Thursday, February 16, 2012

SayMore to FLEx

I've been experimenting today with SayMore, which is a way of organizing language documentation materials.

I think I'm probably typical of many people doing this work in that my materials are scattered across several locations -- on the hard drive at my office, on my laptop, in Dropbox -- and they are in several different formats (sound files, text files, some images, etc.)  One of the potential advantages of SayMore would be using it to organize links to all these things and keep the metadata about speakers, permissions, dates, formats, in a single place.  This screen, for example, has information about the various contributors and their roles.  There is a central repository for these, where you can keep background info (age, native language, contact information, permission form).  In these screen, Román Vidal López is the speaker in this audio clip.




I've also been interested in the new Annotation feature (present in the Alpha release), which provides a way to do first-pass transcription of audio and then export the annotations into a format that FLEx can read, for further analysis and correction.

To test this out today, I got an audio portion of the Address to the Triqui people and added it to SayMore.  (I did something wrong because the file comes out with the name NewEvent...)


When you have this in a format that you like, you can export it:


It ends up in a format called FLEx Interlinear XML.

You can now import this into a FLEx project.  Here is what the screen looks like after File | Import |FLExText Interlinear.


You browse to wherever the export file was located.  One little thing is that the default extension for an import file is .flextext, so at first you won't see your file.  You need to click on the FileType button and select .xml.

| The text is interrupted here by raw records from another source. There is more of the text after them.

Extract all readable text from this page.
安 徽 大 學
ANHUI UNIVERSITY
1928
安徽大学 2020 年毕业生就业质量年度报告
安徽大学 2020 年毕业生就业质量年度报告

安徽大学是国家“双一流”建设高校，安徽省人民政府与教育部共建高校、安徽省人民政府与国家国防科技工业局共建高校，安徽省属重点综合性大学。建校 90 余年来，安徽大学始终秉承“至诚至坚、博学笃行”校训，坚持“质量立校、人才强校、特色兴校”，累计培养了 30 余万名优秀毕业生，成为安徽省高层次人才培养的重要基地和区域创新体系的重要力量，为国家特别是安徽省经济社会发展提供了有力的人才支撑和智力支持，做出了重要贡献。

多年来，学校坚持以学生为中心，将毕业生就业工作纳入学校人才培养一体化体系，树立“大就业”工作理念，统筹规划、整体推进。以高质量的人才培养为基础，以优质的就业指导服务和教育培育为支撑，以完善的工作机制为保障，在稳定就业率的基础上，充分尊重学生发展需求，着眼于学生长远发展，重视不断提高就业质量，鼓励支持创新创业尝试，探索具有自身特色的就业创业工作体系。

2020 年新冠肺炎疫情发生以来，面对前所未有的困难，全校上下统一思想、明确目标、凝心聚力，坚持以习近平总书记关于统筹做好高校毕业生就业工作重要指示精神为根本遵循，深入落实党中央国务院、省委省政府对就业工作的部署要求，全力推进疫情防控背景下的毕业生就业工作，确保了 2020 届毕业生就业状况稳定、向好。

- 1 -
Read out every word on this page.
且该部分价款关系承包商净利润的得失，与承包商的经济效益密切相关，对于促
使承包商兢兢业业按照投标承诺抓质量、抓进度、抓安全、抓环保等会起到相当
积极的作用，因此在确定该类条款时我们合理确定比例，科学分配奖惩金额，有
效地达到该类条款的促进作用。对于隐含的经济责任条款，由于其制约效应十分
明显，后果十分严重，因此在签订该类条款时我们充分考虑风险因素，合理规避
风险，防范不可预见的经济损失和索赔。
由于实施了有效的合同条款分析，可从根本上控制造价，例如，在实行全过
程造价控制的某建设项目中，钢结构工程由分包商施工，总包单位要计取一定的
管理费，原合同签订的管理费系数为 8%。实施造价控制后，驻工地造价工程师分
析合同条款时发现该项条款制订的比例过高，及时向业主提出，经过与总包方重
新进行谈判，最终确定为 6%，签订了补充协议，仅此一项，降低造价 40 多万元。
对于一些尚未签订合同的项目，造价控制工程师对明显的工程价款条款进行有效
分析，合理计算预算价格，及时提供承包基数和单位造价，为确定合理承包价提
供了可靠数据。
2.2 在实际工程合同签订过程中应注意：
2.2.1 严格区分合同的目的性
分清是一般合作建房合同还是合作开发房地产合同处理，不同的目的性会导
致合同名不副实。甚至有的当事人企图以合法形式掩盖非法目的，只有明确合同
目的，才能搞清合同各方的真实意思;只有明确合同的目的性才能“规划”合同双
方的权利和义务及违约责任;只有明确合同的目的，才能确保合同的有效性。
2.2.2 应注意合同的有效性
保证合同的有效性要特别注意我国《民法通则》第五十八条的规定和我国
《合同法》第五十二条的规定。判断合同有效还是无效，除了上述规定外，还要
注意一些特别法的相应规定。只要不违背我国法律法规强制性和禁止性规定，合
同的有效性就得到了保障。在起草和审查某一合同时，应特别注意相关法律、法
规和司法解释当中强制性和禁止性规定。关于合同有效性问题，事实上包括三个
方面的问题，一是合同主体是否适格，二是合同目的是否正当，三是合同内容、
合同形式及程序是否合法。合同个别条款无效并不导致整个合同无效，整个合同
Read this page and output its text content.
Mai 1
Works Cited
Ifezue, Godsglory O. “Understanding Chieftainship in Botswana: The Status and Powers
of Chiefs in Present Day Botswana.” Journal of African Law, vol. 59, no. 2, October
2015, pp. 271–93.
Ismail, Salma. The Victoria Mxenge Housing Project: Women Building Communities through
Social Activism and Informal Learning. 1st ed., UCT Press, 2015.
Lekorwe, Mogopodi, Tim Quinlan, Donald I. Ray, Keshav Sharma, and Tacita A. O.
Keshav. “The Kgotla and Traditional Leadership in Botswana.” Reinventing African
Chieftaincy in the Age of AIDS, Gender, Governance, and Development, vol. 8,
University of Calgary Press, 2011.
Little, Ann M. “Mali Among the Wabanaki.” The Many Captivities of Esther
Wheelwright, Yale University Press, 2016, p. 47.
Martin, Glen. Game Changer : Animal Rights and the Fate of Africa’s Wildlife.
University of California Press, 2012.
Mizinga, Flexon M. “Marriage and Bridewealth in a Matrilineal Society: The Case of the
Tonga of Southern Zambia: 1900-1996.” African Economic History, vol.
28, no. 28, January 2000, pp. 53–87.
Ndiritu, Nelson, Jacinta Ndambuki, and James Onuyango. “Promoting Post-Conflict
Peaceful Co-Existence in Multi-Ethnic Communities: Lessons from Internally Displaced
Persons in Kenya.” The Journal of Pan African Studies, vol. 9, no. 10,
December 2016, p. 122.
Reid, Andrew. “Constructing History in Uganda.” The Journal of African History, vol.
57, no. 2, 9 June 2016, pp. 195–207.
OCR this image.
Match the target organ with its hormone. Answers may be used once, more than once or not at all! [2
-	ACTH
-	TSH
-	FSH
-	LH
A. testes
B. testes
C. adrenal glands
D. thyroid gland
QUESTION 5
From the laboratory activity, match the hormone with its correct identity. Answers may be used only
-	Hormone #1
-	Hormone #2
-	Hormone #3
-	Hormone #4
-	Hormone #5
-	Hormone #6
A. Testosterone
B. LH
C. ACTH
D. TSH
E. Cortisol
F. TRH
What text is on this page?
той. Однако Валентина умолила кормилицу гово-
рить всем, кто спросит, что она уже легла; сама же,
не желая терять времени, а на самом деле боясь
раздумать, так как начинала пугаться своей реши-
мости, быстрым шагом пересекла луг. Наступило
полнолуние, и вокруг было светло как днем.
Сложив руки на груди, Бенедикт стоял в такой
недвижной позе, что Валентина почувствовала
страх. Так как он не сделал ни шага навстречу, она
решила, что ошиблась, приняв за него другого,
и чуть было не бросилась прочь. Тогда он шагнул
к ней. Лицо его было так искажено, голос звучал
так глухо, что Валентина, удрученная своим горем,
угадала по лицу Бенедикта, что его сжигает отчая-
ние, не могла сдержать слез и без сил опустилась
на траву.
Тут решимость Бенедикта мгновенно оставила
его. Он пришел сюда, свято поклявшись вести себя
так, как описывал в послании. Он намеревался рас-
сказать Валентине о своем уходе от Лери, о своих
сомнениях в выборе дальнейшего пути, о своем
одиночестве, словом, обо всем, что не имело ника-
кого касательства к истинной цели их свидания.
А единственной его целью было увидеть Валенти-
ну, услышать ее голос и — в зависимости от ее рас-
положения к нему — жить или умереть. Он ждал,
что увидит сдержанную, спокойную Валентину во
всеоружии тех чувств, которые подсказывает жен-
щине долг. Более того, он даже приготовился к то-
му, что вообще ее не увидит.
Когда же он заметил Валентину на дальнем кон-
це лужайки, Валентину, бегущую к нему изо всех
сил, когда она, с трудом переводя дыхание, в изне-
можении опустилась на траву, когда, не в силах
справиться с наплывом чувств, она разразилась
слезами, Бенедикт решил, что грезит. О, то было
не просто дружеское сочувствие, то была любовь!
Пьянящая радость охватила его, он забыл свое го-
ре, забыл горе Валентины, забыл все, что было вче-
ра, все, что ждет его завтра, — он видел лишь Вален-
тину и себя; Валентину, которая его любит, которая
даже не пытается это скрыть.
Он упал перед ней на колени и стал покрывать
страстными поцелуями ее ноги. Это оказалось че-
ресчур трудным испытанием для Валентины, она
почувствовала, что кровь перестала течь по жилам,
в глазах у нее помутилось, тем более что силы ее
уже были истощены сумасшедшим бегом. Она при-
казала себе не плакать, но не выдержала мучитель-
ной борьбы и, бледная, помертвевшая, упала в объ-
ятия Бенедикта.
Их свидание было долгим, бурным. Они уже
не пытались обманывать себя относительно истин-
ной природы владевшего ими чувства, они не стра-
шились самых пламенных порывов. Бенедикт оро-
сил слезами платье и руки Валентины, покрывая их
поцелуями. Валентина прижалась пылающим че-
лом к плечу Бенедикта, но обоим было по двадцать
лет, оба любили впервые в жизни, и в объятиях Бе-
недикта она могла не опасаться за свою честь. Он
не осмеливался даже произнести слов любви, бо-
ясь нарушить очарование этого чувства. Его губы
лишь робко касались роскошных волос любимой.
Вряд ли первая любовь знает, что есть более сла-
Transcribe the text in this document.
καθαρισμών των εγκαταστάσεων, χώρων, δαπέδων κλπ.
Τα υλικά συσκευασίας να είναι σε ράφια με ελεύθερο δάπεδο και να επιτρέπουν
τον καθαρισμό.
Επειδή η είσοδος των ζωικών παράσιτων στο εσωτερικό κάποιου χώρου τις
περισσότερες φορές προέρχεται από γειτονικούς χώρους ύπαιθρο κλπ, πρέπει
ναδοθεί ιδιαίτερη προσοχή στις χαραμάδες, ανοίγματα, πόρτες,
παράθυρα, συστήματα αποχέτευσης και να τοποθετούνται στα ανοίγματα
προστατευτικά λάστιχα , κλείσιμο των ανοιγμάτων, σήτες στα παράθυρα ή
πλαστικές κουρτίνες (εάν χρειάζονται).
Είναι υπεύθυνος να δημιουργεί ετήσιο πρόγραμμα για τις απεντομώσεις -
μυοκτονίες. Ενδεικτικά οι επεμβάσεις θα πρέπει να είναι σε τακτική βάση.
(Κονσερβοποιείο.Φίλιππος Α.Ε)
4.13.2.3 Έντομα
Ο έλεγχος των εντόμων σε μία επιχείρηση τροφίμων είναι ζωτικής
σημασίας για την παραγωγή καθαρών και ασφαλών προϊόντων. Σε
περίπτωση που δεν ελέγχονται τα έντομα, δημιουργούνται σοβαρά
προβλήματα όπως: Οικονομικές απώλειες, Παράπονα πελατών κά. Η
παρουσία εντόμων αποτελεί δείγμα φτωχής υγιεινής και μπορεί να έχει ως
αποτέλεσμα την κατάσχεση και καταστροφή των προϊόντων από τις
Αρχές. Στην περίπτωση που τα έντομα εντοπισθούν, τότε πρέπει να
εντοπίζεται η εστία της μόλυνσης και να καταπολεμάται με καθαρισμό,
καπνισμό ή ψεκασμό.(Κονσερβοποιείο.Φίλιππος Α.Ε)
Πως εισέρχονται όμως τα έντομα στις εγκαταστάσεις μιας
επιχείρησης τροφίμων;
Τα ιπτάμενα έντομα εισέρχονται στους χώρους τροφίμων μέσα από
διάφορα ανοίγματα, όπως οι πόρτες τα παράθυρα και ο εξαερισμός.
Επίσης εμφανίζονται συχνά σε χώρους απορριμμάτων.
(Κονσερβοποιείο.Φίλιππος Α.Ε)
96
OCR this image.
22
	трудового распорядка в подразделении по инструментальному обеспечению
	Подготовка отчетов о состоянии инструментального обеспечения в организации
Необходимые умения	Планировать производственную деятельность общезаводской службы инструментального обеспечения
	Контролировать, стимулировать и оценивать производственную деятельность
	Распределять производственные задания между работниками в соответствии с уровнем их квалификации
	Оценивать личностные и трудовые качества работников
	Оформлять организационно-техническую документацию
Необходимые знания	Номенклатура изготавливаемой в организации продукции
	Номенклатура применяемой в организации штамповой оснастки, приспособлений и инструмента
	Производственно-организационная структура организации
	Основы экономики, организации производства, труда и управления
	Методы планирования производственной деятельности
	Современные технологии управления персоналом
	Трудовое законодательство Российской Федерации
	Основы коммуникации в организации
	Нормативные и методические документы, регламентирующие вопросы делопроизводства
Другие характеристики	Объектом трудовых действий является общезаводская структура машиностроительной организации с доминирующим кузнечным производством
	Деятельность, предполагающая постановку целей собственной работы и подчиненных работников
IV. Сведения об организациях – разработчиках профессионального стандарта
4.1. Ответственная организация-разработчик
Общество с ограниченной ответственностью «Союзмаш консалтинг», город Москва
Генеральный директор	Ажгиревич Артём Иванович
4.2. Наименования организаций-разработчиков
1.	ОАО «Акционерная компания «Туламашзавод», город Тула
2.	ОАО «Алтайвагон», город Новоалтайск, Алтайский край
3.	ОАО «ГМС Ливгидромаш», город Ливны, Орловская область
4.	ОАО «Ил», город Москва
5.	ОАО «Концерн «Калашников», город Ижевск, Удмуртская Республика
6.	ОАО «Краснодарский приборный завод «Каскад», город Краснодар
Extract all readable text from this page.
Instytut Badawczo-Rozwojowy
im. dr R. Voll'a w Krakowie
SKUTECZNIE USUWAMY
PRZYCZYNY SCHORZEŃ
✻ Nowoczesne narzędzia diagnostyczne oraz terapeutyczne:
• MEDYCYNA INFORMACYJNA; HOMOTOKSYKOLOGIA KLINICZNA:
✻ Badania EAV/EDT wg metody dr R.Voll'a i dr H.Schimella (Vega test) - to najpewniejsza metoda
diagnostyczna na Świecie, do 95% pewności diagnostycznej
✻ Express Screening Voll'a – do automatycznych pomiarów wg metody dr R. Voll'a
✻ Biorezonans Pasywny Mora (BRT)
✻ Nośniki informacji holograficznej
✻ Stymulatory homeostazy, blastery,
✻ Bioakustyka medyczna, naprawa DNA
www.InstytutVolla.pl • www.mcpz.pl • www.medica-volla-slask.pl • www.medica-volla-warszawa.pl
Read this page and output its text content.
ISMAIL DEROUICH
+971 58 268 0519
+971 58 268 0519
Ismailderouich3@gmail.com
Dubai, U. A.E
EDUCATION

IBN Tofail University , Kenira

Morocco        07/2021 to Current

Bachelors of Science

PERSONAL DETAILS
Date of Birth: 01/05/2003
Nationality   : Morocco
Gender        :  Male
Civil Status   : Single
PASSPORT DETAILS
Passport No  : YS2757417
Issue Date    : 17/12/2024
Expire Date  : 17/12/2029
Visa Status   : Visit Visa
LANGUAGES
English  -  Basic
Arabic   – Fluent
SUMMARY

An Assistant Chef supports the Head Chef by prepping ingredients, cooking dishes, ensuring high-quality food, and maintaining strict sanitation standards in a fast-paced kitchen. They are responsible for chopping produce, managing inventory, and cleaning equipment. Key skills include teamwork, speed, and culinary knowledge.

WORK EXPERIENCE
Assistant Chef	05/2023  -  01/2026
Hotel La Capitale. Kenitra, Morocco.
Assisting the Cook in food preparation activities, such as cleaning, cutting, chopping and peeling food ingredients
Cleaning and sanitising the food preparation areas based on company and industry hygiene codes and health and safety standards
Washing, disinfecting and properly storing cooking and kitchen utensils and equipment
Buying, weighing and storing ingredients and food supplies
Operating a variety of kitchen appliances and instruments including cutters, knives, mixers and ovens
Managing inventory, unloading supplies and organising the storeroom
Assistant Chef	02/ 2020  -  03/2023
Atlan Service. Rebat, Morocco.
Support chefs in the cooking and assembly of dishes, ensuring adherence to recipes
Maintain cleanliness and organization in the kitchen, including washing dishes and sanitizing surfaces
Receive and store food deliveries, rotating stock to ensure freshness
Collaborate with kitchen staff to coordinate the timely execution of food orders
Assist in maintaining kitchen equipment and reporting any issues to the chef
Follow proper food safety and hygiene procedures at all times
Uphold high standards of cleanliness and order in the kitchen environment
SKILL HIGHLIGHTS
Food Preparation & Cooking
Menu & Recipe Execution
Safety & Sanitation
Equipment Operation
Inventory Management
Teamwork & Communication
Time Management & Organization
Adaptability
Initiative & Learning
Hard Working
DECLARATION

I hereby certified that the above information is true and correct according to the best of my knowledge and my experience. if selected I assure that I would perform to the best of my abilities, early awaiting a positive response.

After you do that, (if everything is working right), you should see your transcription as an Interlinear Text in FLEx:


Overall, I was fairly pleased with the whole process.  There were one or two little glitches that may improve in the later releases:

a.) Before you do the annotation, you need to do a segmentation of the audio into little chunks.  You can then listen to these chunks at any speed you like, and they repeat until you've filled in the Transcription line to your satisfaction.   However -- if you start doing the transcription and discover you've accidentally put the segment boundary in a bad place (perhaps you cut off the last vowel), it does not seem like you can ever edit the segmentation.  At least, it wasn't obvious to me how to do this.

b.) To transcribe the Triqui properly, I needed to be able use the underscore diacritic (for low register tone).  I have a Keyman keyboard that allows me to do this properly in FLEx, but it did not seem that it would work in SayMore.  Possibly I missed some dialogue that would allow me to pick the font to a Unicode font that supports this diacritic?  Or something that allows me to pick my keyboard?

Still, these are fairly minor problems, and I think I could easily see using this for my next text transcription session.

Compared to ELAN, Praat, or Transcriber, the SayMore annotation tool is less elaborate.  (In my view ELAN is way too elaborate and unwieldy for my needs.  Praat is more a tool more suited to a phonetician's needs, and Transcriber works fine but its output does not import into FLEx in any straightforward way.)

Since my working style relies heavily on FLEx, anything that imports smoothly into that program has a huge advantage.  It is possible that if I were more focused on phonological, intonational, or gestural properties of the texts, it would be worth spending the time on something like Praat or Elan.  But since my interest is more keyed to morphosyntax and lexicon, I like a fairly light transcription tool that will help me do first-pass transcription, and SayMore looks promising for that.

2 comments:

John Hatton said...

Aaron, thanks for the review and feedback. We've updated the export to use the ".flextext" extension used by the newer FLEx versions. You mentioned that this was an alpha test version, and I'd like to emphasize what that means for folks... this version is extremely experimental, with lots of new features but lots of unfinished parts, too. We strongly recommend that people avoid the alpha test version unless they want to help us by testing and reporting problems. With your help, we'll get a beta out in a month or two and follow that with a stable release by mid-year.
John Hatton
SIL International

Jack Martin said...

This was very helpful. It looks as though you can change the segmentation by selecting the segment and pressing DELETE. Any transcription associated with it moves to the previous segment.

I'm a little confused about how these time values in the segmentation will be used by other programs, though. It's a lot of work dividing the text this way, so one hopes FLEx or ELAN will be able to read these time values.

I also need a Unicode underscore and turned to Language Geek's font for Choctaw: http://www.languagegeek.com/keyboard_general/all_keyboards.html. That seemed to work fine, and it's free.